How to Assess and Treat a Person with a Tooth Knocked Loose or Completely Out

A tooth that has been knocked loose or completely out is a serious injury and should be addressed immediately by a dentist. However, before the affected person actually makes it to the dentist, several steps will need to be taken to ensure the best outcome. Below is what you should do in the event of a partially or fully removed tooth:

1. Assess for injuries other than those affecting the teeth - The force it takes to knock a tooth loose or free of the jaw can cause significant injuries to the head or spine. Most importantly, this degree of trauma can cause concussions or even worse injuries, such as hematomas or severed spinal cords. A failure to properly assess for these serious injuries can lead to permanent disability or death for the person affected.

That is why a brief assessment should be performed before addressing the tooth itself. Here is what you should look for:

  • Unconsciousness, even if for a few seconds

  • Disorientation and confusion

  • Vomiting

  • Distention of the neck or back

  • Numbness or loss of movement in extremities

Should any signs of concussion or other neurological damage be present, then call an ambulance and keep the individual still until they arrive. The priority at this point is preservation of life and prevention of permanent damage.

2. Preserve the tooth - If the individual affected seems to be in fairly good condition and shows no signs of a neurological or other systemic problem, then you can focus on saving the tooth from permanent loss. There are a couple of things you can attempt, depending on the resources you have available at the moment and whether the tooth is loose or fully out of place.

Re-seat the loosened tooth - If a tooth has been knocked loose but is not fully out of its socket, then you may be able to gently re-seat the tooth. To do so, rinse the mouth gently with clean, cold water, then lightly apply pressure to the top of the tooth and push it back into place. Do not grasp the roots or apply pressure to the tooth at any point.

Soak the tooth in clean water or milk -  Should the tooth be completely free of the socket, then you can place it into a clean container of tap water or cold milk, if available. When handling the tooth, avoid touching the roots and never scrub the tooth with any objects or your fingers, even if it becomes dirty during the accident. In addition, be sure the water used is cold.

3. Address bleeding and the wound inside the mouth - Much of the time, a tooth knocked loose will not generate life-threatening bleeding, but moderate bleeding should be addressed. By the rinsing of the mouth with cold water, the bleeding will slow down in most cases. However, if bleeding is severe and does not seem to slow on its own, apply direct pressure to the wound with a gauze pad or washcloth until a clot forms. Do not remove the pad or washcloth, though, as you may dislodge the clot.

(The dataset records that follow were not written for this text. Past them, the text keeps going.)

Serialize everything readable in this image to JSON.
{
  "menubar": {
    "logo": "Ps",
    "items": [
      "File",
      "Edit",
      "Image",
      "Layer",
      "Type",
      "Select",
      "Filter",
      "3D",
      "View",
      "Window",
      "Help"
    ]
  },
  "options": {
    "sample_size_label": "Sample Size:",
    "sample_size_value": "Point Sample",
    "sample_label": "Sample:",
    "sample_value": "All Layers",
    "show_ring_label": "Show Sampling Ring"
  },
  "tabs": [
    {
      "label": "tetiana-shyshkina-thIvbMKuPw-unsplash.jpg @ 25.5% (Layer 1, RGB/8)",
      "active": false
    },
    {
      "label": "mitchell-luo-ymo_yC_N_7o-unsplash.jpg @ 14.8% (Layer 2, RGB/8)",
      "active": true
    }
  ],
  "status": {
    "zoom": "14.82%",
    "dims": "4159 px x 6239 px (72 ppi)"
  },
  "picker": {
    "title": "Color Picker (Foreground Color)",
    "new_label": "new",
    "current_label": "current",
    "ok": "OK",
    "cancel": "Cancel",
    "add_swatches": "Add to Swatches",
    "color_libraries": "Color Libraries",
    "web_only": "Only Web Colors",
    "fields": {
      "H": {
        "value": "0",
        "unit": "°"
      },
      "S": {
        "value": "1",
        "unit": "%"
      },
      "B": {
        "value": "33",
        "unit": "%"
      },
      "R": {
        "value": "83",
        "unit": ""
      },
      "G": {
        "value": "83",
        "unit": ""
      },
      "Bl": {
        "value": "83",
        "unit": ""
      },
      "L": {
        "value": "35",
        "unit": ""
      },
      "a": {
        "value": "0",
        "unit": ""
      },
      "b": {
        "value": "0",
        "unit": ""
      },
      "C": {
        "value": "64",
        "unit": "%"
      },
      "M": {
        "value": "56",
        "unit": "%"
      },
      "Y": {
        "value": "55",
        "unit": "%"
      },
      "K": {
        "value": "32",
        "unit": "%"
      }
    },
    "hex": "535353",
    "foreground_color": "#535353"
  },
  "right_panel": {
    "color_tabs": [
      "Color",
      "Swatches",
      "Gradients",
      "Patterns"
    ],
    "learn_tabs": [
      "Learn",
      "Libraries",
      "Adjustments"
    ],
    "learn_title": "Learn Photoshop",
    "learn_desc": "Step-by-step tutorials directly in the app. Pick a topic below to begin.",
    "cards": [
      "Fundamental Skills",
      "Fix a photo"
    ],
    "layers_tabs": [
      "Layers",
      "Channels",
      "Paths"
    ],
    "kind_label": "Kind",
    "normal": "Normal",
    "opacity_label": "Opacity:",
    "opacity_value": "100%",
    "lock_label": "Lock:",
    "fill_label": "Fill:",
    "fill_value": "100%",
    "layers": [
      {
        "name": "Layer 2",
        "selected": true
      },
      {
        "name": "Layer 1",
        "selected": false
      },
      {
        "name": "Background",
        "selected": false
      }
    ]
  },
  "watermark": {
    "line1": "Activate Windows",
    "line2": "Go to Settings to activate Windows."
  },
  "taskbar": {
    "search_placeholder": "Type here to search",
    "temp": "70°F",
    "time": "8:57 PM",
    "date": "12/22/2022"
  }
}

4. Proceed to the dentist's office immediately - Once you have assessed the individual who was injured and have the tooth in hand, then your next step is to proceed immediately to a dental office or emergency center. Whenever possible, call ahead before arriving to alert the staff of the dental facility; this will help them prepare for the patient and be in a position to move quickly.

After arriving at the dental facility, the staff will likely conduct an evaluation of the injury site as well as take custody of the tooth, if fully removed. X-rays are a normal part of the procedure and are useful for checking for broken roots and fractures within the jaw itself. Finally, the dentist will probably attempt reseating the tooth and attach it to neighboring teeth for support. Most teeth, if properly treated, will reattach to the underlying bone and regain their strength.